Artist Maya Lin draws inspiration from Great Lakes, Grand River in new GRAM exhibition
The artist and architect Maya Lin is best known for her work designing the Vietnam Veterans Memorial in Washington D.C. Lin designed that monument in 1981 when she was still a college senior. Since then, she’s gone on to design numerous buildings, sculptures, and landscape installations around the world.
Her latest exhibition Maya Lin: Flow opens Saturday at the Grand Rapids Art Museum. Stateside talks to the museum’s chief curator Ron Platt about Lin’s inspiration for the exhibit, and what visitors can expect to see.
Platt says the exhibit gets its name from its focus on water, and is made up of seven large scale sculptural works.
“They sort of represent her different interests in scientific mapping and technology, her real sort of savvy understanding of materials and what they can do, and then her just interest in the environment and humankind’s relationship to the natural world,” Platt explained.
Lin created two new works for this exhibit that feature Michigan bodies of water. “Pin River” is a representation of the Grand River watershed created with tens of thousands of steel pins stuck in the gallery wall. Another new sculpture titled “The Traces Left Behind” stretches 15 feet long, and shows a series of North American lakes rendered in recycled silver reliefs.
“It shows all of the lakes, starting with Great Bear lake up near the Arctic circle going down all the way through the Great Lakes, all of the lakes which were created by the melting and movement of the glaciers,” said Platt.

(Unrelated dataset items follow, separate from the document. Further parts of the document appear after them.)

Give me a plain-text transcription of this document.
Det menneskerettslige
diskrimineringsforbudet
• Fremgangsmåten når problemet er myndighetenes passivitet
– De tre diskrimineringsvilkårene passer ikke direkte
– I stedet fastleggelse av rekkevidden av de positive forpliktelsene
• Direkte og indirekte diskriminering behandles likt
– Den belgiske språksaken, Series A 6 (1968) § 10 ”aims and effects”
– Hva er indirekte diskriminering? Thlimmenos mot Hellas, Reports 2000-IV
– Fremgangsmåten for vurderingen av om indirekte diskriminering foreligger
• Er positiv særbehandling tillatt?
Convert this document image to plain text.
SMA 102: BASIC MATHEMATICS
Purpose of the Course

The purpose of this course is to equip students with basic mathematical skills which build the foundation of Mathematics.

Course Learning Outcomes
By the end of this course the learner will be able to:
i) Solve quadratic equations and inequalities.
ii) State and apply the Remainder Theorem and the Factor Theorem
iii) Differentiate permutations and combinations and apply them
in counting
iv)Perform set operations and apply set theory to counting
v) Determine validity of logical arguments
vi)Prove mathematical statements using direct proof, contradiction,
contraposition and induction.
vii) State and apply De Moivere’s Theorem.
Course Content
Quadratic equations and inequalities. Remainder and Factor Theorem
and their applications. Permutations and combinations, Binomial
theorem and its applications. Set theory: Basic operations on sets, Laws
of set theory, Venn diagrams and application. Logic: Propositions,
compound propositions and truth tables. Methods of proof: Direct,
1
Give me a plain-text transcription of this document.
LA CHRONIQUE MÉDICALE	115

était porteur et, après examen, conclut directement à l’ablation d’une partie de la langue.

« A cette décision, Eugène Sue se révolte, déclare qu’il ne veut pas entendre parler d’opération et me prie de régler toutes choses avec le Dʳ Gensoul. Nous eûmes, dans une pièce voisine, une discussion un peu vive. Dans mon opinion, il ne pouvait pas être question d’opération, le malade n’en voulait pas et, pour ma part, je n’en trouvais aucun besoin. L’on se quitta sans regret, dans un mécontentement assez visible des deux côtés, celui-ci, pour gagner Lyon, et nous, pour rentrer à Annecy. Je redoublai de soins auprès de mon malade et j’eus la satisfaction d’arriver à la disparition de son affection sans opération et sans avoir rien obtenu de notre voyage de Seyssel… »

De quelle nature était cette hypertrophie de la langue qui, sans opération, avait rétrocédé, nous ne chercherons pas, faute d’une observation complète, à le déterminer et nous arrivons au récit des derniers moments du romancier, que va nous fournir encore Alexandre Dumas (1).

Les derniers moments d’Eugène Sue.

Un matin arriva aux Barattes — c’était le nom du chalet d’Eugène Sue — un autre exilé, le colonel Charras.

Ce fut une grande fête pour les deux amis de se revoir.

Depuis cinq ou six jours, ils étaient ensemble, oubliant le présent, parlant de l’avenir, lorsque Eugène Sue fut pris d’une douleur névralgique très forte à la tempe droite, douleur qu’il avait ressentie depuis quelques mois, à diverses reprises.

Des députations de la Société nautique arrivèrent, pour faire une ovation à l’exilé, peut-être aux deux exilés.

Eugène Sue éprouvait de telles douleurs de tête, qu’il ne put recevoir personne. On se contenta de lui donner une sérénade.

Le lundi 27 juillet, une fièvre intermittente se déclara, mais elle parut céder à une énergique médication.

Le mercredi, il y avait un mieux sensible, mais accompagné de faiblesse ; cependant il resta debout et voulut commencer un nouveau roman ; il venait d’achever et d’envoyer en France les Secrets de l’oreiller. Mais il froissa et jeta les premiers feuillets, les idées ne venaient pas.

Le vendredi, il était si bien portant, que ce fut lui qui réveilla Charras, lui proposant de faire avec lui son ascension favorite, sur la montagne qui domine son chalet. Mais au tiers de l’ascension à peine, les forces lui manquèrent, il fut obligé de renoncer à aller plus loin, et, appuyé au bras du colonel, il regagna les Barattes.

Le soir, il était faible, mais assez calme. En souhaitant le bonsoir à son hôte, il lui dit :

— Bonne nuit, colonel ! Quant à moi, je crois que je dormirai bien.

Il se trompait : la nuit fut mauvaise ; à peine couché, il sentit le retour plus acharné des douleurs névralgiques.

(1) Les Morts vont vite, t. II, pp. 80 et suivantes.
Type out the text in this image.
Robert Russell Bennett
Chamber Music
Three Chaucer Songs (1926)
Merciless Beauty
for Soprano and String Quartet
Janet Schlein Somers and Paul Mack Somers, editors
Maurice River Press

One of the reasons the Grand Rapids Art Museum was interested in curating this new exhibit, Platt says, was to draw attention to “Ecliptic.” That’s the landscape installation and park designed by Lin that sits directly in front of the museum. It is better known as Rosa Parks Circle. That work, which Lin designed two decades ago, also centers around water in its different forms. It features a winter ice rink, a water vapor fountain, and a flat black stone fountain.
“Another thing about the piece that I think is so remarkable is it’s kind of date stamped. If you think about the lights that shine up through the floor of the rink, they’re based on a map of the sky above Grand Rapids at the turn of the millennium,” Platt said.
Maya Lin: Flow will also feature a smaller documentary exhibit on the creation of “Ecliptic” featuring models of the park and video footage. The exhibit will open Saturday, May 18 and run through September 8.